Ныне она думала, что, осваиваясь в новых местах, человек расходует какие-то фрагменты своей личности. И большие куски ее собственной были отломлены и оставлены в Нью-Йорке, Филадельфии, Хейтсвилле – в городах, где она аккуратно раскладывала по чужому облупленному комодику принадлежавшую когда-то ее матери серебряную расческу и щетку для волос и пыталась изобразить близкое знакомство с чужими облезлыми стенами и растрескавшимися потолками. Она хвостом ходила за миссис Эппл – просто ничего не могла с собой поделать. Вытирала в магазине пыль с резьбы мебели ручной работы, научилась управляться с кассовым аппаратом. Обслуживала в часы бойкой торговли покупателей – не за плату, а лишь ради солнечных запахов свежего дерева и только что сотканной ткани, ради живого, нецеремонного дружелюбия миссис Эппл.

Эмили с Леоном разложили свои спальные мешки в передней спальне, Виктор расстелил разномастные одеяла в углу гостиной. Барри, Паула и Дженис спали втроем поперек кровати в тыльной спальне (попытки разобраться в их отношениях Эмили давно оставила). Днем Барри отправлялся искать работу, а все прочие играли дома в карты. В скетчах они больше не упражнялись и даже не упоминали о них, хотя иногда, наблюдая за их партией в покер, Эмили думала, что этим ребятам все кажется скетчем. Проигрывая, они стонали и рвали на себе волосы, а выигрывая, подпрыгивали, бросали карты в потолок, трубили «Та-таа!» и раскланивались. Гласные звуки были у них протяжнее, чем у большинства людей, и они нередко как бы выделяли курсивом отдельные слова. Эмили приходилось говорить так же, чтобы пробиться сквозь создаваемый остальными шум и гомон. Она поймала себя на том, что и сама меняется. Услышала вдруг, как произносит слова с нажимом, растягивая их. А однажды увидела свое отражение в зеркале – маленькое, сухое лицо бледно, как у призрака, одна рука напыщенно выброшена вбок, как будто она, Эмили, стоит в плаще и шляпе посреди какой-то сцены. Она умолкла на середине фразы и руку опустила.
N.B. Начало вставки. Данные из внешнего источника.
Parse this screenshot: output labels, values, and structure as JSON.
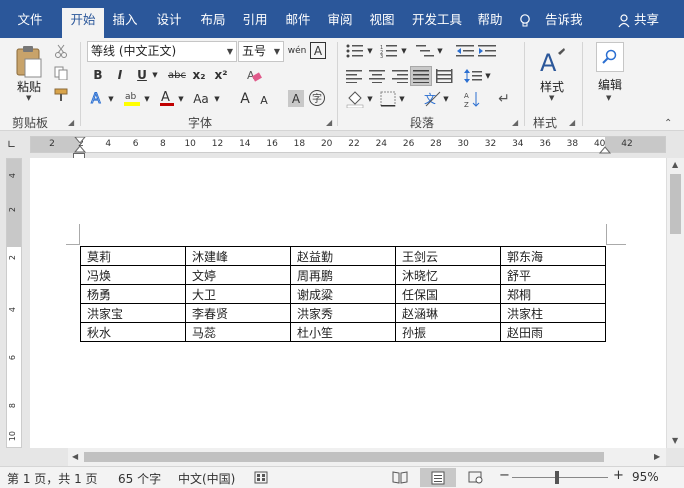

Балтиморским барам актеры оказались не нужны. Люди заходят туда, чтобы выпить, говорил Барри, это пьющий город. Однажды он едва не наступил на валявшегося поперек входной двери человека, не то бесчувственного, не то мертвого, так Барри и заходить в этот бар не стал – какой смысл? Прошла неделя, потом две. Питались они дешевыми консервами из тунца, миссис Эппл быстро перестала приглашать их к ужину. Их коробка с гримом как-то сама собой развалилась. Похожие на толстые палочки мела тюбики с жутковато-розовым телесным тоном закатились в угол комнаты да там и остались, испуская стародевичьи ароматы увядших цветов. Дженис с Паулой больше не разговаривали, Дженис перетащила свой спальник на кухню.

Затем Барри нашел работу, но только для себя. Знакомый его знакомого ставил пьесу собственного сочинения. Когда Барри объявил об этом, Эмили отсутствовала – помогала в «Мастерах на все руки». К ее возвращению Барри уже укладывал свои вещички в рюкзак. Нижняя губа у него распухла. Леона не было, все остальные сидели на полу, глядя, как Барри трясущимися руками сворачивает джинсы.

– Твой муж – сумасшедший, – сказал он Эмили. У него даже голос дрожал.

– Что случилось? – спросила Эмили, и все заговорили одновременно. Барри не виноват, сказали они, в этой жизни каждому приходится думать прежде всего о себе, чего еще ожидал Леон? В частностях случившегося Эмили так и не разобралась, но основную идею ухватила. И удивилась, обнаружив, что почти не огорчена. В повреждении, полученном Барри, было даже что-то приятное, на взгляд Эмили. В самой середке припухлости губа треснула, приобретя сходство с перезрелой сливой.

– Ну ладно, – сказала Эмили, – полагаю, все к лучшему.

– Попомни мои слова, – предостерег ее Барри, – ты живешь с опасным человеком. Не понимаю, как ты его не боишься?

– О, меня он никогда не тронет, – ответила Эмили. Она не могла понять, почему Барри относится к этой истории так серьезно. Разве драма, преувеличенные жесты – не рядовое в жизни этих людей явление? Она вынула из волос несколько шпилек, заколола пару прядей повыше. Остальные смотрели на нее. А она чувствовала себя грациозной, и на сердце у нее было легко.

Дженис и Паула вернулись в Нью-Йорк; Дженис собиралась принять сделанное ей когда-то предложение руки и сердца. «Надеюсь, оно еще остается в силе», – сказала она. Что думает делать Паула, Эмили не знала, да ее это и не интересовало. Она устала от коллективной жизни. Ладила со всеми хорошо, до самого конца, и попрощалась достаточно любезно, хотя втайне раздражало каждое их слово.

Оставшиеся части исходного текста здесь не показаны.